A modernização da segurança bancária, com introdução de portas automáticas e detector de metais, levou os criminosos a aperfeiçoarem o modus operandi dos assaltos a bancos. 

Nas últimas décadas, assaltos contra agências bancárias têm apresentado consideráveis mudanças em seus formados e modos de abordagens dos alvos pelas quadrilhas. Tais modificações decorrem, sobretudo, de investimentos das instituições financeiras em sistemas em dispositivos de segurança.

Até meados dos anos de 1990, predominavam ações em que um grupo de três ou quatro assaltantes, armados de revólveres ou pistolas, adentravam às agências bancárias, rendiam funcionários e clientes, levavam o dinheiro da bateria de caixas e do cofre do banco. Pressionados por sindicatos de funcionários e pela repercussão das notícias, no final dos nos de 1990 os bancos equiparam suas unidades com portas giratórias, detectores de metais e câmeras estrategicamente posicionadas.

Com este incremento na segurança física das agências, os roubos passaram a envolver quantidades maiores de assaltantes, infraestrutura e logística mais sofisticadas. Entre as dezenas de ocorrências anualmente registradas no país, predominavam dois formatos. Um deles envolvia ações mais chamativas: as quadrilhas portavam metralhadoras e fuzis, utilizavam veículos potentes para as fugas, causando considerável estardalhaço, comoção social e medo. Conforme indicam as entrevistas que tenho realizado com assaltantes desde o ano 2000, as denominações “nativas” mais recorrentes para este tipo de investidas eram “assalto no vapor” e “assalto no arrebento”.

O outro perfil de assaltos também recorrente no período envolvia uma coleção de artimanhas das quadrilhas para inserir armas nas agências, entre elas, ações que usavam armas de brinquedo. Assim, rendiam os vigilantes armados dos bancos, que liberavam a entrada de outros assaltantes com armas “de verdade” e concretizavam os roubos.

Havia casos em que os agentes criminais alegavam ter passado por cirurgias, que implantaram pinos metálicos em seus corpos e, por isso, não tinham como evitar que o alarme das agências fosse disparados ao cruzarem a parta. Assim conseguiam autorização para adentrar aos bancos.

Também houve ocasiões em que assaltantes usaram uniformes militares e se apresentaram como policiais, para justificar o uso das armas. Algumas ocorrências contavam com participação de mulheres nas abordagens. Uma das táticas utilizadas era o uso de hábitos de freiras, portando simulacros de bíblias, que na realidade escondiam uma ou duas pistolas. Sem suspeitar dessas personagens, os seguranças acreditavam que os detectores de metais estavam com defeito e liberavam a entrada das “religiosas”.
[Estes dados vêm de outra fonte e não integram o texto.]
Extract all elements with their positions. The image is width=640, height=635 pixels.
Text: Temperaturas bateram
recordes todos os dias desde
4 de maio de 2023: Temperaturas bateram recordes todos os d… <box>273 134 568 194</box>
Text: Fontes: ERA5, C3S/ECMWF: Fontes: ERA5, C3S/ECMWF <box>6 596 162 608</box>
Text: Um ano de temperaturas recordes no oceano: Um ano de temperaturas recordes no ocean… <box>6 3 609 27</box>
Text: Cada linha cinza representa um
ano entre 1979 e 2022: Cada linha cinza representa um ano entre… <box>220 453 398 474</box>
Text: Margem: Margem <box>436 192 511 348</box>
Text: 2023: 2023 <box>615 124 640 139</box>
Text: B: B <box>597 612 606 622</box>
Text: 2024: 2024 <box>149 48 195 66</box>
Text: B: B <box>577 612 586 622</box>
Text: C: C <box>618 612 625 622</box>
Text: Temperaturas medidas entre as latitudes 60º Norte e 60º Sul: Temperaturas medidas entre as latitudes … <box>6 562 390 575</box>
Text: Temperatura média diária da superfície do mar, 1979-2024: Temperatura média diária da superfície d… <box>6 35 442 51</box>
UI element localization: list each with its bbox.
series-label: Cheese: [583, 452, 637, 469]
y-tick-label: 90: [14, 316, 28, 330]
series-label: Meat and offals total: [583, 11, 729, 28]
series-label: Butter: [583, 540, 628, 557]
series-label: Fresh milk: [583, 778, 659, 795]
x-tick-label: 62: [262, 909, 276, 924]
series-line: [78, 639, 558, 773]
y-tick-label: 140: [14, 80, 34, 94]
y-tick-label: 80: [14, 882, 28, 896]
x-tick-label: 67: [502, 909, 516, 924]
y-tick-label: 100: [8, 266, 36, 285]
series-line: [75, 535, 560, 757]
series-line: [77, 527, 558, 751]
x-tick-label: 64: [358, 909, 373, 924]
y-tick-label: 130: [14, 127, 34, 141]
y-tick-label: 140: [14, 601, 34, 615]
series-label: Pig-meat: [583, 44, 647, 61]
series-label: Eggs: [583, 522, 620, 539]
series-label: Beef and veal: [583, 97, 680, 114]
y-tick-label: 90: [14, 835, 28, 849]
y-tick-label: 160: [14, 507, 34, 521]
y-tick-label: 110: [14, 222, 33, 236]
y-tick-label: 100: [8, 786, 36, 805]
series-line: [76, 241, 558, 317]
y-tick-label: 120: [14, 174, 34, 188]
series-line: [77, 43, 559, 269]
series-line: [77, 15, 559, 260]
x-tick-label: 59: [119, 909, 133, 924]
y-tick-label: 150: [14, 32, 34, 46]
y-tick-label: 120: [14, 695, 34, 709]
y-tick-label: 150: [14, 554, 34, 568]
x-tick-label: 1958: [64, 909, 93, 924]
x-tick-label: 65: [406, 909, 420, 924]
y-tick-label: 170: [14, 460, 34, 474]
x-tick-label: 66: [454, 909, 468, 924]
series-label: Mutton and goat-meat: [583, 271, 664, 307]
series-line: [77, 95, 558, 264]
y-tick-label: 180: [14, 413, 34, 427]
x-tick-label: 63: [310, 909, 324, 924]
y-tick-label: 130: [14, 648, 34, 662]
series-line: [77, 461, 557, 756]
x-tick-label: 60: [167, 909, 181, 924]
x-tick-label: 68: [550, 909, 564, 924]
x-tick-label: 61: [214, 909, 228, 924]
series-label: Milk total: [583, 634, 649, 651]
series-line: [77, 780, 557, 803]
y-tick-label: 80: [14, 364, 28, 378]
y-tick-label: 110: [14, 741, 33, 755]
Também havia ocorrências em que as mulheres chegavam às unidades bancárias bem vestidas e com joias chamativas. Argumentavam que o alarme do detector de metais disparava por causa de suas joias pesadas e autênticas. Tais perfis de ocorrência costumavam ser chamados pelos que os protagonizavam de “assaltos no sapatinho”, em alusão a uma gíria disseminada nos anos de 1990, que remetia à discrição, astúcia e malandragem. Embora fossem ações armadas, esses roubos tinham como marca a ausência de disparos e violência ostensiva.

No final dos anos de 1990, os assaltos precedidos do sequestro das famílias de gerentes e tesoureiros de bancos e de empresas de guarda de valores emergem como um método “inovador” para subtrair dinheiro das instituições financeiras, apresentando substancial crescimento durante a década seguinte. Estrelado no estado de São Paulo por integrantes do PCC, este modo de abordagem do alvo rapidamente se disseminou para todas as regiões do país.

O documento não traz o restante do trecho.